As you may already know, the standard approach to this is to store all the data in a single database and separate the client data rows by a column you can filter - in most cases this will be a client user id column. Then all your queries will have to add filter to only show that client or client’s group data (if more than one client user can log in).

Your approach is valid when there is a good requirement where you want to (1) avoid the above, or (2) you want the application to be secured in a way that a logged in user can only get access to his database. I can only assume you have a handful of clients as it may test the limits of the database when you create a large number of databases - although that may be fine too - may have to test it out as to what happens if you create a large number of databases.

Now coming to your strategy, besides the two you mentioned in your question, I do want to propose a 3rd strategy. You may also want to consider using a different table prefix for each customer. In that case, you keep some of the common tables with a common set of prefix and you have the client related tables with client specific prefix also stored in the same database - the client table prefix may simple be CLI followed by client-id and underscore (e.g. cli00001_) as the prefix. This will create a large number of tables within the same database - which can also be an issue depending on the number of clients and I suggest you test it out. After the client login you will have to set the appropriate table prefix dynamically.

As far as migration goes, it may just be easier to loop for each client connection or table prefix setting. You can generate the config files dynamically from the database if you are using the approach to store db connections in the database. The same for table prefix approach as well.

Requirements supersedes the decision of the best approach, but still a lot of work to be going “off track”. When going off-track there will be things you will hit a roadblock on - tinkering with (or inheriting) core classes, hitting bugs that may never get resolved as no one else is encountering them, etc.
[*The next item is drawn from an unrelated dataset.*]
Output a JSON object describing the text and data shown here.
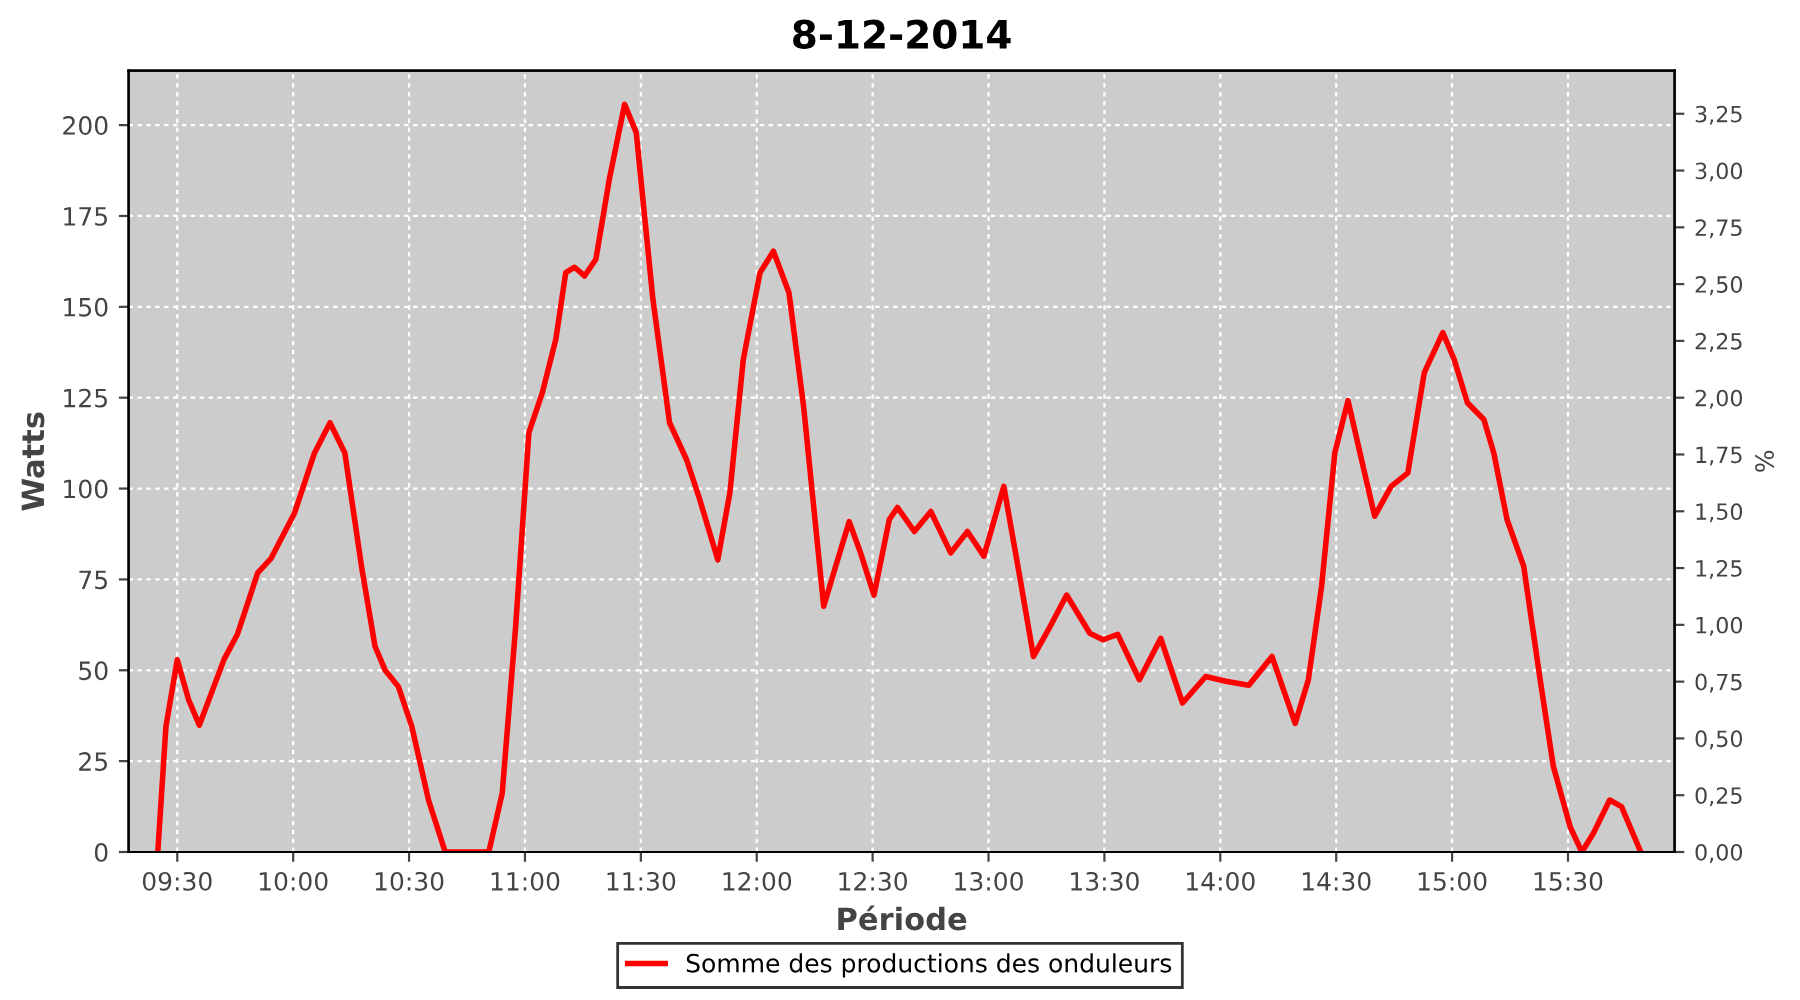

I would love to know what you end up doing and implementing and what level of effort it took, issues encountered, etc.

PS: Edit: After I hit save I thought of a 4th option. It got me thinking that perhaps the requirement you have in mind is for performance and you want to separate client data out by each database for that reason. The table prefix option is somewhat the same as creating a database partition scheme for the tables. In this case you have the same database, tables and prefix however each client data resides in a separate database partition that you can dynamically configure based on client login. This would be the best approach in my mind as you don’t have to worry about number of databases, tables or migrating each set of databases/tables. I have not used partition in MySQL but have done the same in Oracle where it gives you a number of options such as creating local partition indexes, global indexes, etc. that you will have to consider.
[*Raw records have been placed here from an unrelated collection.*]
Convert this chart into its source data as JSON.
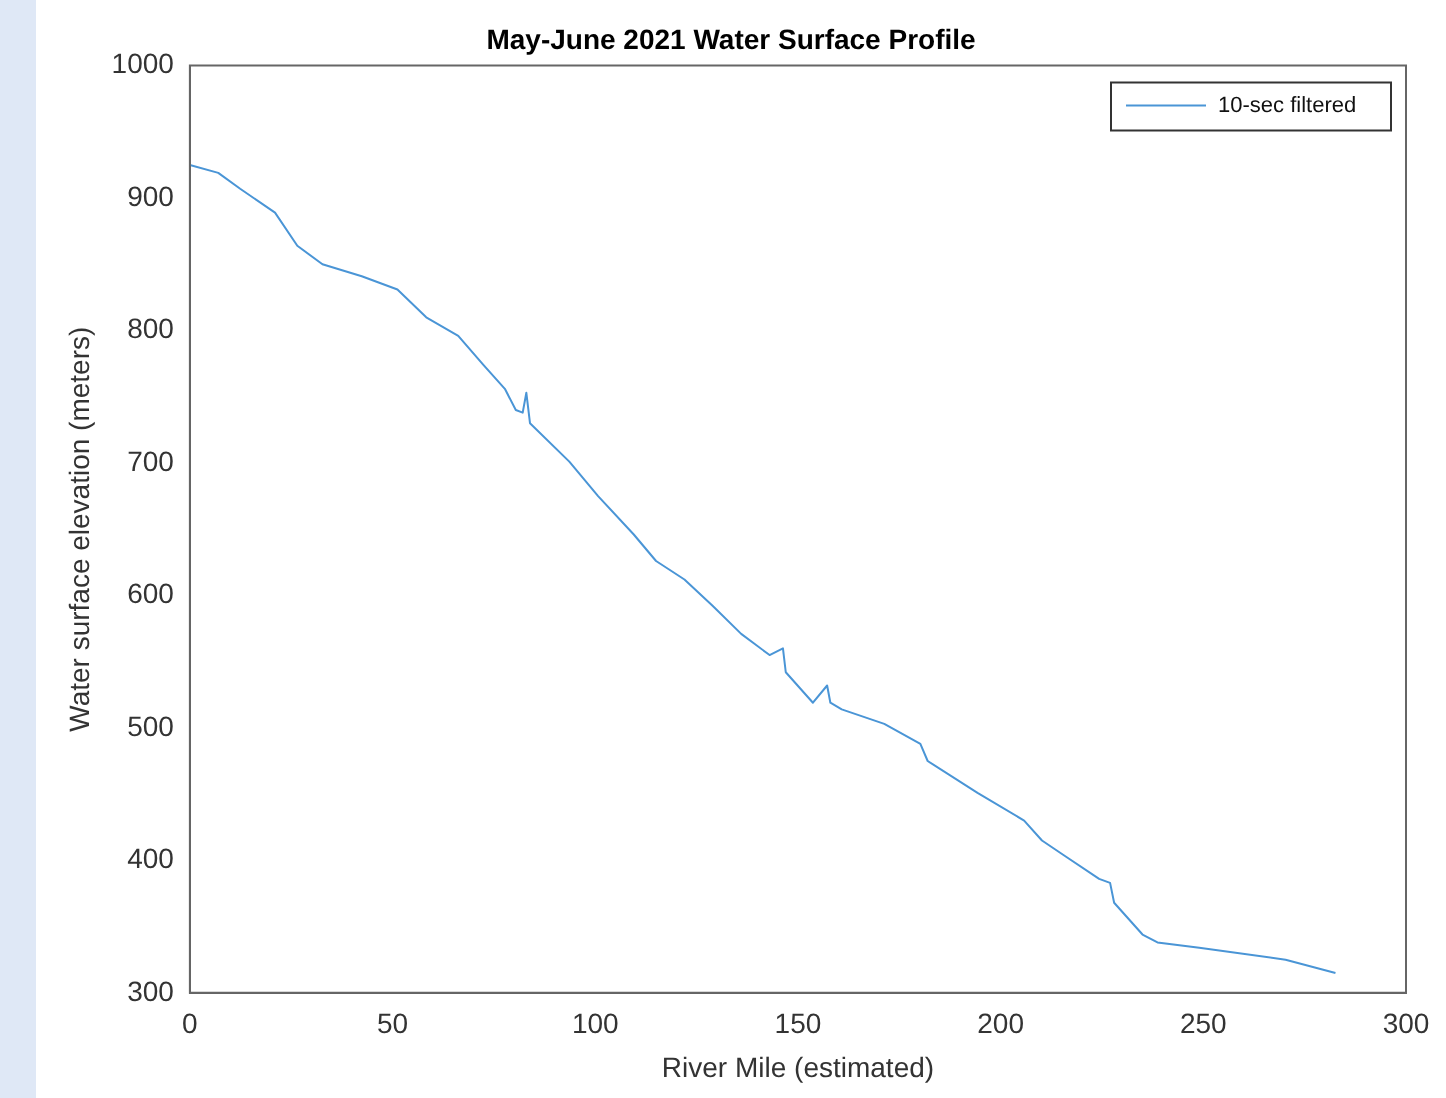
{
  "chart_data": {
    "type": "line",
    "title": "May-June 2021 Water Surface Profile",
    "xlabel": "River Mile (estimated)",
    "ylabel": "Water surface elevation (meters)",
    "xlim": [
      0,
      300
    ],
    "xticks": [
      0,
      50,
      100,
      150,
      200,
      250,
      300
    ],
    "ylim": [
      300,
      1000
    ],
    "yticks": [
      300,
      400,
      500,
      600,
      700,
      800,
      900,
      1000
    ],
    "grid": false,
    "legend": "top right",
    "marker": "none",
    "line_style": "solid",
    "series": [
      {
        "name": "10-sec filtered",
        "color": "#4a95d6",
        "x": [
          0,
          7,
          12.4,
          21,
          26.5,
          32.7,
          42.4,
          51.2,
          58.3,
          66.2,
          72.4,
          77.7,
          80.4,
          82.1,
          83,
          83.9,
          93.6,
          100.7,
          109.5,
          115,
          122,
          129,
          136,
          143,
          146.3,
          147,
          153.7,
          157.2,
          158,
          160.8,
          171.3,
          180.2,
          182,
          194.3,
          205.8,
          210.2,
          215.5,
          224.3,
          227,
          228,
          235,
          238.7,
          249,
          270.3,
          282.6
        ],
        "values": [
          925,
          919,
          907,
          889,
          864,
          850,
          841,
          831,
          810,
          796,
          774,
          756,
          740,
          738,
          753,
          730,
          701,
          675,
          646,
          626,
          612,
          592,
          571,
          555,
          560,
          542,
          519,
          532,
          519,
          514,
          503,
          488,
          475,
          451,
          430,
          415,
          404,
          386,
          383,
          368,
          344,
          338,
          334,
          325,
          315
        ]
      }
    ]
  }
}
GSTAR1 · August 8, 2021, 4:49pm

Hi @snathan - thanks for your reply! Very insightful!

I initially went with the single database approach - and I had a client_id column in all my database tables.

However this also meant I had to include a WHERE client_id = $client_id clause in all of my SQL statements. That isn’t necessarily a bad thing - as long as you remember to add that clause in everywhere. I just felt as a multi-tenant application it makes sense to use separate databases.

Your suggestion of using a table prefix for each client is interesting. You’re right - this would create a large number of tables in the same database, so for that reason I probably wouldn’t go with this approach.

The problem I’m trying to solve isn’t strictly related to performance. It’s more so having a good separation of each client’s data. I also found having to include the WHERE client_id = $client_id clause everywhere was getting a bit tedious.